There were two more bags on the workbench, gym bags from some more dealers, and Gayle opened them up and put all the money into a single hockey bag. Half a million.

Then she said, “I'm going to meet with Frank,” and Danny didn't even look up from his bike, so she said, “I'm going to send one of Stancie's girls up with him, the Portuguese one, I think.” Still nothing from Danny. Shit.

She knew he missed the old days, but this was getting crazy. She watched him put pieces of the bike together, and she was thinking he didn't even care about what they had going on, all the money coming in, the deals they were working. Shit, look at him covered in grease playing with his bike, looking like he'd give it all up for a blowjob on the lookout in Banff.

Then she said, “And I'm going to lunch with the Mafia wives,” and Danny smiled and shook his head a little but didn't look up from the bike, so Gayle said, “Nugs set it up with one of the guys, thinks it's a good idea,” and Danny said, “You're lucky he isn't trying to marry you off to some eighty-year-old Godfather.”

Gayle watched him for a minute, not even sure he'd mind if she did leave him and marry someone else, and she was thinking, why am I doing all the fucking work?

Then she said, “Okay, I'm going now,” and Danny said, yeah, okay, still not looking up.

She carried the hockey bag back out through the office thinking, fuck it. She was going to make this work, she'd take the next step, do whatever she had to even if it meant doing it on her own. If Danny didn't give a shit, Nugs would help.

In the office she said to the installer, “Why don't you sweep up the place while you're waiting,” and the guy looked shocked, but didn't say anything, and Gayle thought, yeah, okay, if you have to, be the fucking boss.

Outside she threw the hockey bag in the back of her Q7, got in, and started up and lit a cigarette before pulling out. She took a deep drag and thought, okay, I can do this, I can run things.

Shit, she could never actually have a title, these old fucking men would never put up with that.
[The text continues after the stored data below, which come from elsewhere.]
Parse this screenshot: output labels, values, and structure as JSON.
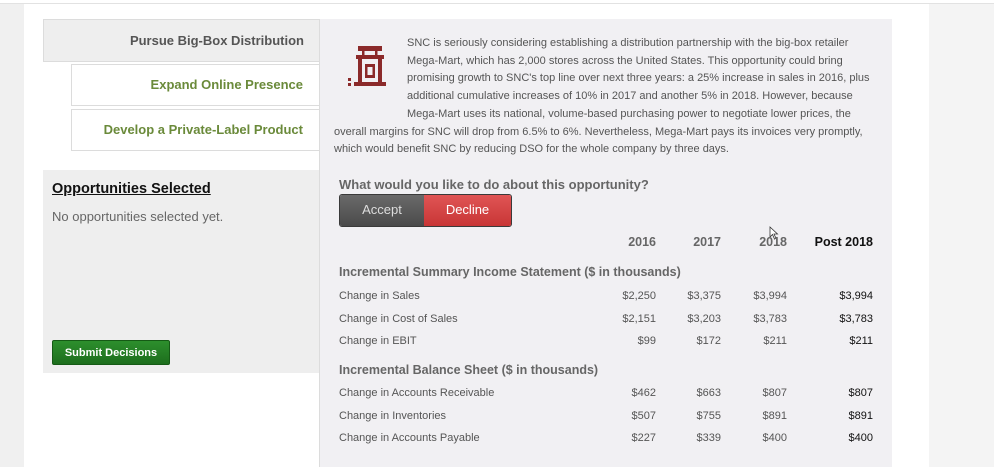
{
  "tabs": [
    {
      "label": "Pursue Big-Box Distribution",
      "active": true
    },
    {
      "label": "Expand Online Presence",
      "active": false
    },
    {
      "label": "Develop a Private-Label Product",
      "active": false
    }
  ],
  "selected": {
    "title": "Opportunities Selected",
    "empty_text": "No opportunities selected yet.",
    "submit_label": "Submit Decisions"
  },
  "opportunity": {
    "icon": "storefront-logo-icon",
    "description": "SNC is seriously considering establishing a distribution partnership with the big-box retailer Mega-Mart, which has 2,000 stores across the United States. This opportunity could bring promising growth to SNC's top line over next three years: a 25% increase in sales in 2016, plus additional cumulative increases of 10% in 2017 and another 5% in 2018. However, because Mega-Mart uses its national, volume-based purchasing power to negotiate lower prices, the overall margins for SNC will drop from 6.5% to 6%. Nevertheless, Mega-Mart pays its invoices very promptly, which would benefit SNC by reducing DSO for the whole company by three days.",
    "question": "What would you like to do about this opportunity?",
    "accept_label": "Accept",
    "decline_label": "Decline"
  },
  "table": {
    "columns": [
      "2016",
      "2017",
      "2018",
      "Post 2018"
    ],
    "income_title": "Incremental Summary Income Statement ($ in thousands)",
    "income_rows": [
      {
        "label": "Change in Sales",
        "values": [
          "$2,250",
          "$3,375",
          "$3,994",
          "$3,994"
        ]
      },
      {
        "label": "Change in Cost of Sales",
        "values": [
          "$2,151",
          "$3,203",
          "$3,783",
          "$3,783"
        ]
      },
      {
        "label": "Change in EBIT",
        "values": [
          "$99",
          "$172",
          "$211",
          "$211"
        ]
      }
    ],
    "balance_title": "Incremental Balance Sheet ($ in thousands)",
    "balance_rows": [
      {
        "label": "Change in Accounts Receivable",
        "values": [
          "$462",
          "$663",
          "$807",
          "$807"
        ]
      },
      {
        "label": "Change in Inventories",
        "values": [
          "$507",
          "$755",
          "$891",
          "$891"
        ]
      },
      {
        "label": "Change in Accounts Payable",
        "values": [
          "$227",
          "$339",
          "$400",
          "$400"
        ]
      }
    ]
  },
  "colors": {
    "accent_green": "#6a8a3a",
    "submit_green": "#1d6e1d",
    "decline_red": "#d04040",
    "logo_red": "#8b2a2a"
  }
}
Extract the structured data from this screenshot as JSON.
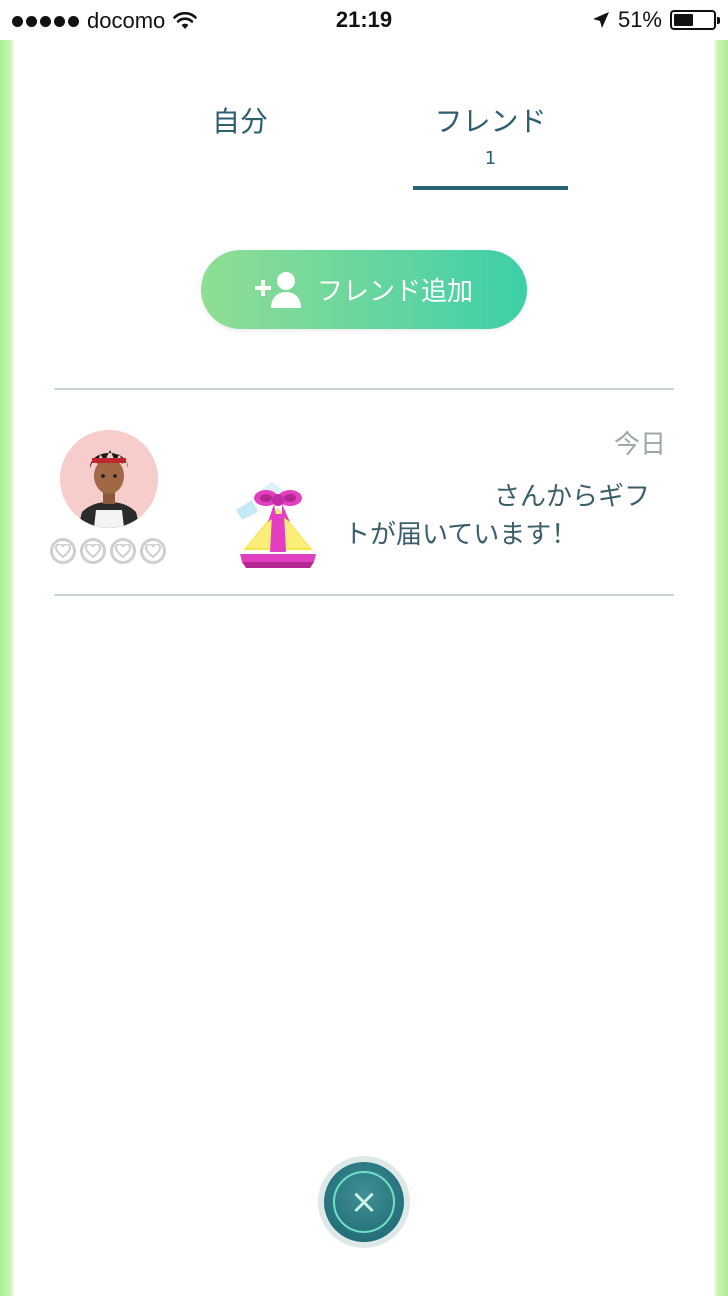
{
  "status_bar": {
    "carrier": "docomo",
    "time": "21:19",
    "battery_percent": "51%",
    "battery_level": 0.51
  },
  "tabs": [
    {
      "label": "自分",
      "active": false
    },
    {
      "label": "フレンド",
      "count": "1",
      "active": true
    }
  ],
  "add_friend_button": {
    "label": "フレンド追加",
    "icon": "add-person-icon"
  },
  "friends": [
    {
      "date": "今日",
      "message": "さんからギフトが届いています！",
      "gift_icon": "gift-box-icon",
      "hearts": 4
    }
  ],
  "close_button": {
    "icon": "close-icon"
  },
  "colors": {
    "accent": "#2a6374",
    "text": "#2e5f6e",
    "button_start": "#8fde93",
    "button_end": "#3ccfa8"
  }
}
She'd have to do it from behind like she was pretty much doing now with Danny, and if he didn't want to do that, fuck it, there was always Nugs.

He loved being president; he'd do whatever it takes.

She pulled out of the parking lot and felt better.

So some things did change. Some things could be changed.

• • •

Ritchie said there was already one high school in town, Brockville Collegiate Institute, been there a hundred years, “So when they built the new one, just in time for me to start going there in '72, they were going to call it Thousand Islands Technical School till somebody realized what the initials would spell out on the back of a jacket,” and he waited till Angie got it and then said, “So they called it Thousand Islands Secondary School,” and she said, “
TISS
.”

When they'd sat down for lunch Ritchie could tell right away she didn't want to talk about anything from last night. Not the guy shot in the parking lot, not how it happened two minutes after she'd driven away, or how people were already acting like it never happened, and she really didn't want to talk about the new kind of connection Ritchie was pretty sure they were making.